Mass Murderer Breivik Rejects Inheritance

Norwegian mass killer Anders Behring Breivik has renounced an inheritance from his mother to avoid it going to the state which wants to compensate his victims' families, his lawyer said.

"It's surely one of the reasons behind his decision," lawyer Tor Jordet said, confirming a tabloid report which revealed Breivik's decision.

The government would have claimed the money to pay damages awarded to the families of his 77 victims by the Oslo court that sentenced Breivik to 21 years in jail in August last year.

During his trial, it emerged that Breivik, 34, had cheated to avoid paying income taxes to a state that he vehemently opposed.

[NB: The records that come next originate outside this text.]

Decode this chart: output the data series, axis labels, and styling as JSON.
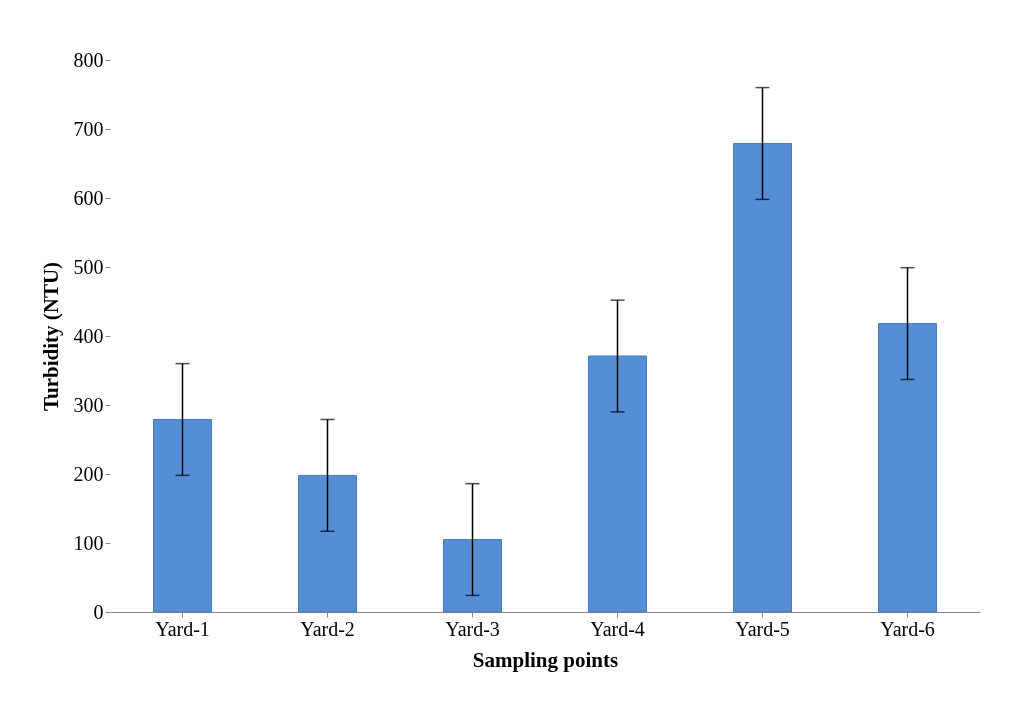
{
  "chart_data": {
    "type": "bar",
    "xlabel": "Sampling points",
    "ylabel": "Turbidity (NTU)",
    "categories": [
      "Yard-1",
      "Yard-2",
      "Yard-3",
      "Yard-4",
      "Yard-5",
      "Yard-6"
    ],
    "values": [
      279,
      198,
      105,
      371,
      679,
      418
    ],
    "errors": [
      81,
      81,
      81,
      81,
      81,
      81
    ],
    "color": "#558ed5",
    "ylim": [
      0,
      800
    ],
    "yticks": [
      0,
      100,
      200,
      300,
      400,
      500,
      600,
      700,
      800
    ],
    "grid": false
  }
}
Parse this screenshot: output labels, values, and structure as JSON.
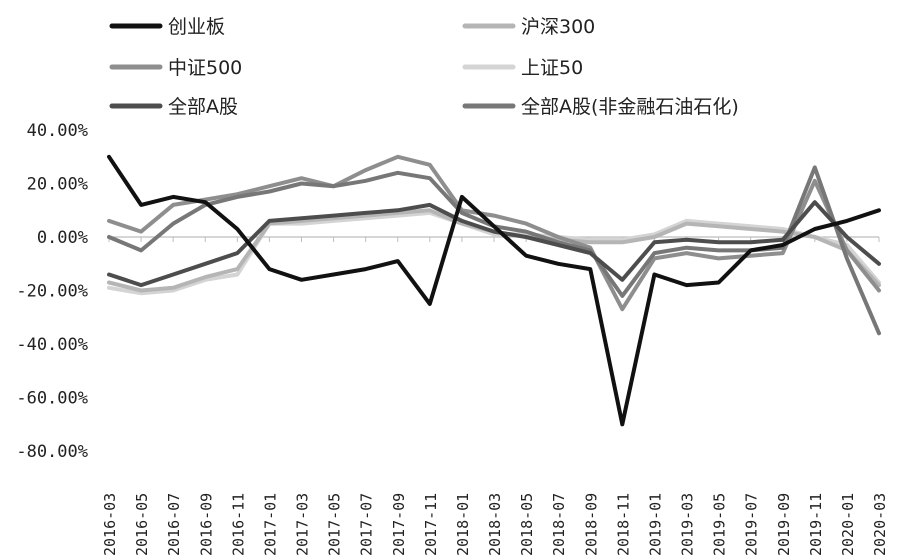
{
  "chart_data": {
    "type": "line",
    "title": "",
    "xlabel": "",
    "ylabel": "",
    "ylim": [
      -80,
      40
    ],
    "y_ticks": [
      "40.00%",
      "20.00%",
      "0.00%",
      "-20.00%",
      "-40.00%",
      "-60.00%",
      "-80.00%"
    ],
    "y_tick_values": [
      40,
      20,
      0,
      -20,
      -40,
      -60,
      -80
    ],
    "grid": false,
    "legend_position": "top",
    "categories": [
      "2016-03",
      "2016-05",
      "2016-07",
      "2016-09",
      "2016-11",
      "2017-01",
      "2017-03",
      "2017-05",
      "2017-07",
      "2017-09",
      "2017-11",
      "2018-01",
      "2018-03",
      "2018-05",
      "2018-07",
      "2018-09",
      "2018-11",
      "2019-01",
      "2019-03",
      "2019-05",
      "2019-07",
      "2019-09",
      "2019-11",
      "2020-01",
      "2020-03"
    ],
    "x_tick_labels": [
      "2016-03",
      "2016-05",
      "2016-07",
      "2016-09",
      "2016-11",
      "2017-01",
      "2017-03",
      "2017-05",
      "2017-07",
      "2017-09",
      "2017-11",
      "2018-01",
      "2018-03",
      "2018-05",
      "2018-07",
      "2018-09",
      "2018-11",
      "2019-01",
      "2019-03",
      "2019-05",
      "2019-07",
      "2019-09",
      "2019-11",
      "2020-01",
      "2020-03"
    ],
    "series": [
      {
        "name": "创业板",
        "color": "#111111",
        "values": [
          30,
          12,
          15,
          13,
          3,
          -12,
          -16,
          -14,
          -12,
          -9,
          -25,
          15,
          4,
          -7,
          -10,
          -12,
          -70,
          -14,
          -18,
          -17,
          -5,
          -3,
          3,
          6,
          10
        ]
      },
      {
        "name": "沪深300",
        "color": "#b5b5b5",
        "values": [
          -17,
          -20,
          -19,
          -15,
          -12,
          5,
          6,
          7,
          8,
          9,
          10,
          5,
          2,
          0,
          -1,
          -2,
          -2,
          0,
          5,
          4,
          3,
          2,
          0,
          -5,
          -18
        ]
      },
      {
        "name": "中证500",
        "color": "#8e8e8e",
        "values": [
          6,
          2,
          12,
          14,
          16,
          19,
          22,
          19,
          25,
          30,
          27,
          10,
          8,
          5,
          0,
          -4,
          -27,
          -8,
          -6,
          -8,
          -7,
          -6,
          21,
          -5,
          -20
        ]
      },
      {
        "name": "上证50",
        "color": "#d4d4d4",
        "values": [
          -19,
          -21,
          -20,
          -16,
          -14,
          5,
          5,
          6,
          7,
          8,
          9,
          5,
          1,
          1,
          0,
          -1,
          -1,
          1,
          6,
          5,
          4,
          3,
          0,
          -3,
          -17
        ]
      },
      {
        "name": "全部A股",
        "color": "#4d4d4d",
        "values": [
          -14,
          -18,
          -14,
          -10,
          -6,
          6,
          7,
          8,
          9,
          10,
          12,
          6,
          2,
          0,
          -3,
          -6,
          -16,
          -2,
          -1,
          -2,
          -2,
          -1,
          13,
          0,
          -10
        ]
      },
      {
        "name": "全部A股(非金融石油石化)",
        "color": "#777777",
        "values": [
          0,
          -5,
          5,
          12,
          15,
          17,
          20,
          19,
          21,
          24,
          22,
          9,
          4,
          2,
          -2,
          -5,
          -22,
          -6,
          -4,
          -5,
          -5,
          -4,
          26,
          -8,
          -36
        ]
      }
    ]
  }
}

His mother died in March. The exact amount of the inheritance is not known but her apartment was put up for sale on Tuesday for around 3.7 million kroner (£412,903).

Mr Jordet said the right-wing extremist had rejected his share of the inheritance before his mother died. It is expected to go to Breivik's half-sister and to charity.

Breivik killed 69 people, mostly teenagers, in a gun rampage at a Labour party youth camp on July 22, 2011, after setting off a massive bomb outside the main government building in Oslo, killing eight.

He had laid out his Islamophobic and anti-multicultural ideology in a rambling 1,500-page manifesto posted online shortly before the attacks.

Breivik planned the carnage while living with his mother in the apartment in an affluent Oslo neighbourhood.

He had moved back in with her in 2006, at the age of 27.

He left in 2011, just a few months before the massacre, moving to a farm where he was able to obtain the fertiliser needed to build his bomb.